Colossal Wildlife Loss: Millions of Bees Die in Delta Air Lines Shipping Mishap

Wildlife seems to be having the hardest time amid human-induced global warming, what with wildfires, droughts, and relentless deforestation. The recent blow came when millions of bees died after Delta Air Lines shipping mishap due to human irresponsibility and hot weather.

Reportedly, Alaska beekeeper Sarah McElrea ordered two shipments of honeybees from a distributor in California. The first shipment contained about 5 million bees, which were diverted by Delta Air Lines to Atlanta, where most of them died after being left out for hours in crates on the hot ground. The bees were to be employed in the pollination of apple orchards and nurseries in Alaska, where they are not common.

Alaska Public Media revealed that the bees were rerouted from their original course to Anchorage, Alaska, and placed on a flight to Atlanta, where they were put on hold to be moved to an Anchorage-bound plane. McElrea said that she got worried when the shipment didn’t arrive in time to make the connecting flight to its final destination. She was told by Delta that some bees had escaped and her shipment crated were put outside.
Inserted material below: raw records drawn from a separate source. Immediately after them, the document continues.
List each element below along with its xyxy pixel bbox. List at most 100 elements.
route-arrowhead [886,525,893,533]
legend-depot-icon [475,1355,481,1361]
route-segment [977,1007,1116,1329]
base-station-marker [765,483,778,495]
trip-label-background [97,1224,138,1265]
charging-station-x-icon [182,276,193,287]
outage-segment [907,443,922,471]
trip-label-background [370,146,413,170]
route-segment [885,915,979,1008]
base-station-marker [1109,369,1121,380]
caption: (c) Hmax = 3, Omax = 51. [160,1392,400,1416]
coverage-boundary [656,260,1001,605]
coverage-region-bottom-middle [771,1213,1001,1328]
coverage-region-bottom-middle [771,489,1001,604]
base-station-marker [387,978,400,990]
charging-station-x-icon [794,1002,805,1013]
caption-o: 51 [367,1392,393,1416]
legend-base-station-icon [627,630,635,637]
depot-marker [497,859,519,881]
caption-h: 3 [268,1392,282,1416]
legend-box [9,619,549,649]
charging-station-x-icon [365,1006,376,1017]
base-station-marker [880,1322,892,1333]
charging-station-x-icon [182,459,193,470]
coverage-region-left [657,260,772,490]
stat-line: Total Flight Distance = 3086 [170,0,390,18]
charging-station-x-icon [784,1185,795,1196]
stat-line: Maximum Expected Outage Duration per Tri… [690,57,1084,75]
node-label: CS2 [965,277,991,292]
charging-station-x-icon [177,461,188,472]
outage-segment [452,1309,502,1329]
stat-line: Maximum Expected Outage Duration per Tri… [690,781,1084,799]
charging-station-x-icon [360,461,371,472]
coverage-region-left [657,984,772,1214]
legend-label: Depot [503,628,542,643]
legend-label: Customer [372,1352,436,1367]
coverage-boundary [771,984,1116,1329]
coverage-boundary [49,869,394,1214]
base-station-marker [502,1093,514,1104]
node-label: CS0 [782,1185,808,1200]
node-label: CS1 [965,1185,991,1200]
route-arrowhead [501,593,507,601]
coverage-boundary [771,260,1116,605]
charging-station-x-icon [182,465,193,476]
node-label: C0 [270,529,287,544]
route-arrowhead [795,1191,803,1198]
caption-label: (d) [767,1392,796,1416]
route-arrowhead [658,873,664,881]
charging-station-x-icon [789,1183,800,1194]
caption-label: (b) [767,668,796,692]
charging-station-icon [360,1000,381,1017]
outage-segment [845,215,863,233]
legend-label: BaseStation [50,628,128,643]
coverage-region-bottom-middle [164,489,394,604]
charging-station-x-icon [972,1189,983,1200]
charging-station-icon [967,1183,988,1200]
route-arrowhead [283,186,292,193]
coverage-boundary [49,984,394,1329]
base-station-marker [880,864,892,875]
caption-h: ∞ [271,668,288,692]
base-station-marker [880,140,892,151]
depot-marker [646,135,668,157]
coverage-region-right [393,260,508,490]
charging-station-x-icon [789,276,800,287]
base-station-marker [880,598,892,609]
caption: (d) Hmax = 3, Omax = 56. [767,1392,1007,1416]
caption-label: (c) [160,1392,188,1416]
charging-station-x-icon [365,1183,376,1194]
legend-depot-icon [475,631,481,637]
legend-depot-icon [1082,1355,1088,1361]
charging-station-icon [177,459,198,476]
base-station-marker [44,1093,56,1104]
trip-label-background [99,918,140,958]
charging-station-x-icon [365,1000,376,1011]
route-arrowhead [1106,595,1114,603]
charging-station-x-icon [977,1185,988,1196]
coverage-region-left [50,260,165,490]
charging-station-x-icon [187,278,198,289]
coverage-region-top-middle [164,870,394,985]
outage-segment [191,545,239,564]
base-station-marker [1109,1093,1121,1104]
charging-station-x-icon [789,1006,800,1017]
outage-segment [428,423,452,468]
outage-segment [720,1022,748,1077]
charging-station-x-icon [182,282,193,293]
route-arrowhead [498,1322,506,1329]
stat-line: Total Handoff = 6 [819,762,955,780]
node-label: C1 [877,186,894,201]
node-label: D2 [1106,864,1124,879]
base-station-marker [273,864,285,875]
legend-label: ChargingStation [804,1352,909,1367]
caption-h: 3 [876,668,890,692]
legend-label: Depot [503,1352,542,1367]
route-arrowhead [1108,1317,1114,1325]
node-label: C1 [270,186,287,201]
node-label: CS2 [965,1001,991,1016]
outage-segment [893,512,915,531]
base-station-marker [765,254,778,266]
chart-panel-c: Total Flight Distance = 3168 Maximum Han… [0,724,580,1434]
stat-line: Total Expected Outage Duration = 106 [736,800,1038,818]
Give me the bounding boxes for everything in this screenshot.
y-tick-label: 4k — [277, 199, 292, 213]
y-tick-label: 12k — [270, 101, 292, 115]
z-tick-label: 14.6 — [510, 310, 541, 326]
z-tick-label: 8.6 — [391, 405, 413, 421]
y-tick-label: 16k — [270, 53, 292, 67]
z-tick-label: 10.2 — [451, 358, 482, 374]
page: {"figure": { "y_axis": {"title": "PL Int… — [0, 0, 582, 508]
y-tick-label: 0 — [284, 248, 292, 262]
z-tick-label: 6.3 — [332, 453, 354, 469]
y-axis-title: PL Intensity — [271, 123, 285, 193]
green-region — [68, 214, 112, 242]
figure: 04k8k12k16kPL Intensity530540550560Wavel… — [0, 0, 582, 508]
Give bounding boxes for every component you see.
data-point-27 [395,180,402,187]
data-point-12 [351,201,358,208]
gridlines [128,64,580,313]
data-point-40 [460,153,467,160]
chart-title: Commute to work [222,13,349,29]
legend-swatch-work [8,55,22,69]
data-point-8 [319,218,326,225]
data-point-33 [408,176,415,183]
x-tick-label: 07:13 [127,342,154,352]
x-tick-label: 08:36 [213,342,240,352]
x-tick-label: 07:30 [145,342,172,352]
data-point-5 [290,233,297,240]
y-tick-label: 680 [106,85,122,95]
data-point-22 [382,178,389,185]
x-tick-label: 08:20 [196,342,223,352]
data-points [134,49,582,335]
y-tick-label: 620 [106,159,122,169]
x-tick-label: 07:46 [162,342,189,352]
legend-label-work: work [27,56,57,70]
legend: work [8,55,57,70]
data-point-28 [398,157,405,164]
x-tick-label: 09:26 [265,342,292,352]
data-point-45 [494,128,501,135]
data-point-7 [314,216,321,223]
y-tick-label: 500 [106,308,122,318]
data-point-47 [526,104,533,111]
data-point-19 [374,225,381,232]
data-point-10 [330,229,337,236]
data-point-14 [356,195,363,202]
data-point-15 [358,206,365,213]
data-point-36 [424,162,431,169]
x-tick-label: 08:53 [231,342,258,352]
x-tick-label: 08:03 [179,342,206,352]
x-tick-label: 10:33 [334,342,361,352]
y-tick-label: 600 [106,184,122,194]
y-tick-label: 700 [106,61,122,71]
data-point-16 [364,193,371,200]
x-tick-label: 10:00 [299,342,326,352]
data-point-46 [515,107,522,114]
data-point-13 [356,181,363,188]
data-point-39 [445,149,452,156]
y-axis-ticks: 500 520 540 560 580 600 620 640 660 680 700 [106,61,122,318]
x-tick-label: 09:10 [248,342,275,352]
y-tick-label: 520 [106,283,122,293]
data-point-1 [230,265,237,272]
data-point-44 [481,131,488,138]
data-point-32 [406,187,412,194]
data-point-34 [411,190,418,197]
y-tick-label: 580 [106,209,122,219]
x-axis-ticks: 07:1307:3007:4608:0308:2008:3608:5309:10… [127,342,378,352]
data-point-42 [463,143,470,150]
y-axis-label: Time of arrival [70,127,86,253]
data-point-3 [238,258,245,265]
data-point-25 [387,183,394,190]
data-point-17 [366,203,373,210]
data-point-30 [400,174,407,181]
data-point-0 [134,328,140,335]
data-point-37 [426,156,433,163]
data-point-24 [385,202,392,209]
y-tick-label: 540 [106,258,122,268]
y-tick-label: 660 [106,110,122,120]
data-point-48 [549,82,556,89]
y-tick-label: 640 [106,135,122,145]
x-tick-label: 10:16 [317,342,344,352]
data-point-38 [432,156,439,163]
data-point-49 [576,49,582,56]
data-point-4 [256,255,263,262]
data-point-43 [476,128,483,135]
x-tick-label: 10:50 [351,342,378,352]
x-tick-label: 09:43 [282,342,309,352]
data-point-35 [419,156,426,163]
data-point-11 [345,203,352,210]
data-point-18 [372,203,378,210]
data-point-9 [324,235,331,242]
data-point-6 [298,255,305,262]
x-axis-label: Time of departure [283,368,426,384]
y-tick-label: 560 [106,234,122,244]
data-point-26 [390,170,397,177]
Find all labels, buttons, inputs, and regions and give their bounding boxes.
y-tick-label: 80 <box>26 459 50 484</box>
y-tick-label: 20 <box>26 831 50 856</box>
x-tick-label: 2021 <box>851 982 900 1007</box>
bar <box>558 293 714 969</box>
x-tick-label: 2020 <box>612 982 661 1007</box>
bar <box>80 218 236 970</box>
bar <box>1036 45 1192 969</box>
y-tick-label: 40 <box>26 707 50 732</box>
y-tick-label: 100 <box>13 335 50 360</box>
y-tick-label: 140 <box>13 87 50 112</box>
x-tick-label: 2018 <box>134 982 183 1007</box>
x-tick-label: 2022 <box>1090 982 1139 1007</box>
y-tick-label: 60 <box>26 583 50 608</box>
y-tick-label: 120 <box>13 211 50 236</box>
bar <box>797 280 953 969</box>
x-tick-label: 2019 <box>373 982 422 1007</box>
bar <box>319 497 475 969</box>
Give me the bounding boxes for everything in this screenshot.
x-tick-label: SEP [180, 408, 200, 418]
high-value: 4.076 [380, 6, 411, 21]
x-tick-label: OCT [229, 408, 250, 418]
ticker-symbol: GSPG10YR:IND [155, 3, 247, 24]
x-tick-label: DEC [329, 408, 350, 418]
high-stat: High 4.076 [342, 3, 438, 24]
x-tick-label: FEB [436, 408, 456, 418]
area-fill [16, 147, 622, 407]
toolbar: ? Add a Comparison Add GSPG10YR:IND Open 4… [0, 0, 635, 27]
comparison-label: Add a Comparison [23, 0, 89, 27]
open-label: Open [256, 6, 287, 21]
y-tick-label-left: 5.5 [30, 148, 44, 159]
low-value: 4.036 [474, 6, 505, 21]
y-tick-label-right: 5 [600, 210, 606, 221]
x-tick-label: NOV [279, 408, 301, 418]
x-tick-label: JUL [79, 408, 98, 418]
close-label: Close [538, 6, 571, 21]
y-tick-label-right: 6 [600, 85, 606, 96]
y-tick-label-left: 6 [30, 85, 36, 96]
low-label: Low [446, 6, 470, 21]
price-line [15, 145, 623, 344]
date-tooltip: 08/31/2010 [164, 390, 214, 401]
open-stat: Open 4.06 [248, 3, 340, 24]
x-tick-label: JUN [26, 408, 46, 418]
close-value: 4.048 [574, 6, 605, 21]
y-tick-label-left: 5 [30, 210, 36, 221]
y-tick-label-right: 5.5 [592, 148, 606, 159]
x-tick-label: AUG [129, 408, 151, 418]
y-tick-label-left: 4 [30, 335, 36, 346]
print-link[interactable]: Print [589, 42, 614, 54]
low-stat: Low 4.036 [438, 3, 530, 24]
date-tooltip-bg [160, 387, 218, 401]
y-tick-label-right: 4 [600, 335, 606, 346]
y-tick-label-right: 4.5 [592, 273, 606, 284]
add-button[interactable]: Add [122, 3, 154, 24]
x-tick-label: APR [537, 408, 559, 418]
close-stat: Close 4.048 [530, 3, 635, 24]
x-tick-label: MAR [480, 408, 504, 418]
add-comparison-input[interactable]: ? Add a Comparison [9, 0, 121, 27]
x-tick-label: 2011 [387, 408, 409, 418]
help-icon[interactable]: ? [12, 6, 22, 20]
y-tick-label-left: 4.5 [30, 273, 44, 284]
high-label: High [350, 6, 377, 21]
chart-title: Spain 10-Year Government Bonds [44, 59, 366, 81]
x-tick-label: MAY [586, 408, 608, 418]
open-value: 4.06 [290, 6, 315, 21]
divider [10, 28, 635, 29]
At 83 degrees Fahrenheit, the fate of the bees was sealed.

Millions of Bees Die in Delta Air Lines Shipping Mishap

Image: Matthew Pearson

The following day, McElrea asked a friend beekeeper in Atlanta to go and check on her shipment, who discovered that most of the bees had lost their lives from the exposure to heat. While Delta called it an “unfortunate situation,” it was a massive wildlife loss.

Delta spokeswoman Catherine Morrow told The Associated Press that the airline, “was made aware of the shipment situation … and quickly engaged the appropriate internal teams to assess the situation. We have taken immediate action to implement new measures to ensure events of this nature do not occur in the future.”

McElrea runs a business called Sarah’s Alaska Honey, and had previously received shipments of bees on Delta from Sacramento, California, to Anchorage via Seattle several times. The blunder of this shipment has left her heartbroken. She said;

People don’t grasp just how dependent we as a species are on honeybees for pollination. And this is just such a waste, an absolute tragedy… The worst part about it for me is how they suffered, and there was not a single thing I could do about it.

As honeybees are not indigenous to Alaska, McElrea sells many of the bees she imports to locals to help use in pollination services. In recent times, commercial migratory pollination has become crucial to agriculture in many regions across the world as pesticides have destroyed the world’s native pollinators.

The remaining pollinators were distributed to a handful of beekeepers in Atlanta in order to save them the cruel fate their fellow bees suffered. Although air transport of live animals contains several risks, this mishap is only credited to the carelessness of the airlines.